Entre as conclusões mais relevantes que o desenvolvimento desse artigo possibilitou
pode-se destacar a preocupante insegurança e inabilidade dos professores em formação em
abordar o currículo das Ciências da Natureza o que denota certa preocupação e embasa a
necessidade de se investigar melhor as origens dessa deficiência; que a carga horária
destinada a metodologia do Ensino de Ciências é insuficiente; a prevalência da concepção
empírico-indutivista na qual o conhecimento científico é construído a partir de uma base
segura fornecida pela observação; que os cientistas são pessoas com inteligência acima da
média, gênios dedicados e especiais reforçando assim a ideia equivocada propagada pelo
senso comum de que ciência não é para qualquer pessoa e, por fim, a caracterização do
cientista como aquele que veste “jaleco” branco e realiza prioritariamente atividades em
laboratórios.
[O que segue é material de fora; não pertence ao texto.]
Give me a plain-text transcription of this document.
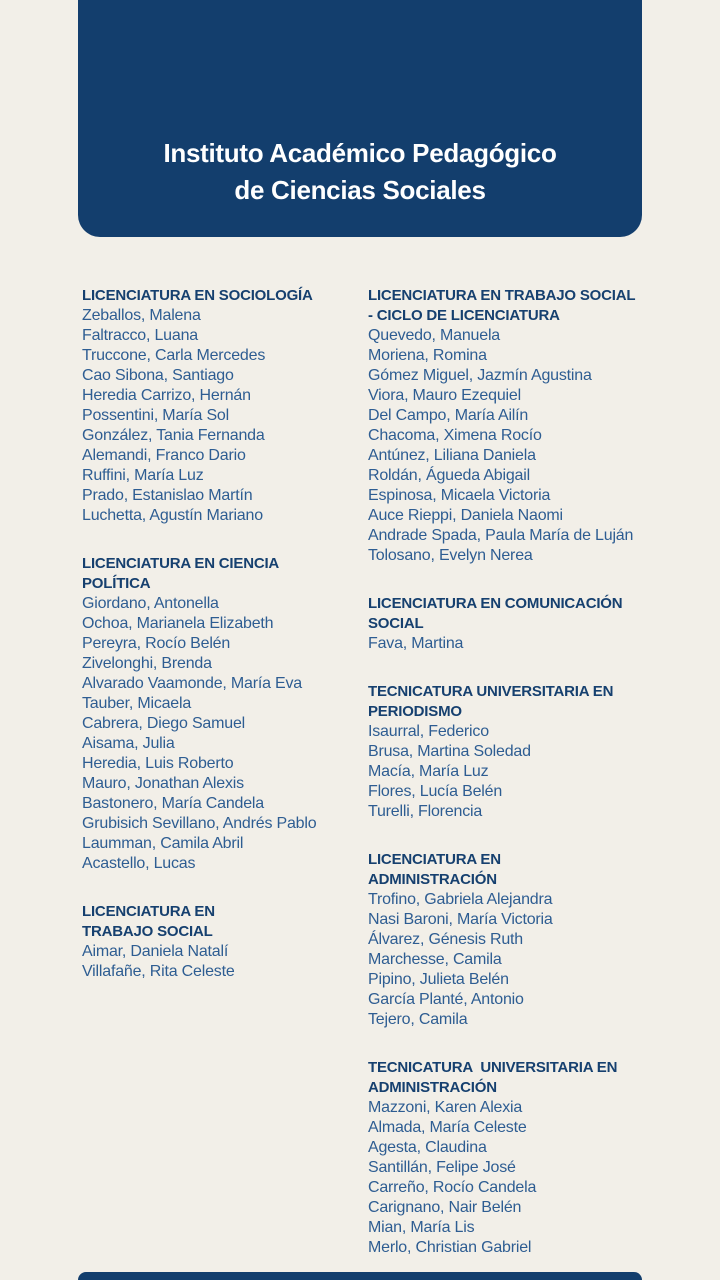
Instituto Académico Pedagógico
de Ciencias Sociales
LICENCIATURA EN SOCIOLOGÍA
Zeballos, Malena
Faltracco, Luana
Truccone, Carla Mercedes
Cao Sibona, Santiago
Heredia Carrizo, Hernán
Possentini, María Sol
González, Tania Fernanda
Alemandi, Franco Dario
Ruffini, María Luz
Prado, Estanislao Martín
Luchetta, Agustín Mariano
LICENCIATURA EN CIENCIA
POLÍTICA
Giordano, Antonella
Ochoa, Marianela Elizabeth
Pereyra, Rocío Belén
Zivelonghi, Brenda
Alvarado Vaamonde, María Eva
Tauber, Micaela
Cabrera, Diego Samuel
Aisama, Julia
Heredia, Luis Roberto
Mauro, Jonathan Alexis
Bastonero, María Candela
Grubisich Sevillano, Andrés Pablo
Laumman, Camila Abril
Acastello, Lucas
LICENCIATURA EN
TRABAJO SOCIAL
Aimar, Daniela Natalí
Villafañe, Rita Celeste
LICENCIATURA EN TRABAJO SOCIAL
- CICLO DE LICENCIATURA
Quevedo, Manuela
Moriena, Romina
Gómez Miguel, Jazmín Agustina
Viora, Mauro Ezequiel
Del Campo, María Ailín
Chacoma, Ximena Rocío
Antúnez, Liliana Daniela
Roldán, Águeda Abigail
Espinosa, Micaela Victoria
Auce Rieppi, Daniela Naomi
Andrade Spada, Paula María de Luján
Tolosano, Evelyn Nerea
LICENCIATURA EN COMUNICACIÓN
SOCIAL
Fava, Martina
TECNICATURA UNIVERSITARIA EN
PERIODISMO
Isaurral, Federico
Brusa, Martina Soledad
Macía, María Luz
Flores, Lucía Belén
Turelli, Florencia
LICENCIATURA EN
ADMINISTRACIÓN
Trofino, Gabriela Alejandra
Nasi Baroni, María Victoria
Álvarez, Génesis Ruth
Marchesse, Camila
Pipino, Julieta Belén
García Planté, Antonio
Tejero, Camila
TECNICATURA  UNIVERSITARIA EN
ADMINISTRACIÓN
Mazzoni, Karen Alexia
Almada, María Celeste
Agesta, Claudina
Santillán, Felipe José
Carreño, Rocío Candela
Carignano, Nair Belén
Mian, María Lis
Merlo, Christian Gabriel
Em relação a hipótese inicial proposta o estudo não forneceu
uma base segura para corroborá-la, portanto, recomenda-se novos estudos objetivando testar
novamente a hipótese de que a insegurança em abordar o currículo de ciências pode se
transformar em obstáculos à aprendizagem.
Quanto ao problema fundamental que norteou a pesquisa
o estudo demonstrou que os licenciandos pesquisados do último semestre do curso de
Pedagogia não se sentem preparados para ministrar o conteúdo programático do currículo de
ciências e, como um processo natural tendem a ensinar ciências da mesma forma como a
universidade os ensinou, e no final das contas as concepções desses futuros professores sobre
ciência não se distanciam muito daquilo que se pode chamar de senso comum.
Talvez o aumento na carga horária do programa
curricular do curso de Pedagogia e a inclusão de disciplinas abordando estudos sobre História
e Filosofia da Ciência (HFC) e Natureza da Ciência (NDC) tendo como núcleo norteador a
Didática das Ciências possam suprir as necessidades formativas dos futuros professores e
melhorar a qualidade do ensino. Atualmente um grande número de pesquisas em educação
têm recomendado que os professores aprendam e ensinem não apenas Ciências, mas também
sobre a natureza da própria ciência. Infelizmente apesar do crescente número de publicações
(anais de congressos, periódicos, livros, artigos, dissertações, teses, entre outros) enfatizarem
a importância dessa relação grande parte dessa produção não tem chegado até os professores,
alijando-os desse processo.
Por fim, diante de tudo que foi exposto sobre o tema é possível depreender o quanto a
dimensão histórico-filosófica se encontra omitida durante a formação inicial dos professores.
Dessa forma, a temática HFC se apresenta como um importante instrumento capaz de
estimular e promover um verdadeiro debate a respeito da Natureza da Ciência (NDC).
Outro aspecto a ser pensado é que não se transforma aquilo que não se nota, conhece,
ou que não está evidente, por isso o primeiro passo consiste em realizar uma “catarse
intelectual” para, a partir daí iniciar o processo de transformação que consiste em modificar
as concepções epistemológicas inadequadas que ainda estão muito arraigadas ao fazer
pedagógico do professor. Portanto, torna-se importante, seja durante a formação inicial ou
continuada, a reflexão e a clara compreensão acerca da concepção de ciência que fundamenta
a prática docente.
Apesar da presente pesquisa não ser conclusiva em relação a este aspecto, diversos
autores enfatizam o quanto as ideias prévias de estudantes e professores – senso comum,
concepções não científicas, alternativas – podem se tornar um fator complicador para a
aprendizagem de Ciências e apontam para a ineficiência dos currículos, mesmo aqueles
pensados cuidadosamente e bem fundamentados, se os professores não estiverem bem
preparados para colocá-los em prática. A constatação de que as concepções dos professores
exercem grande influência na imagem da ciência que será construída pelos alunos durante a
vida escolar transformou o estudo das referidas concepções em uma importante linha de
pesquisa evidenciando que determinadas estratégicas metodológicas podem sim adquirir
importância e sentido em função justamente da orientação epistemológica do seu autor.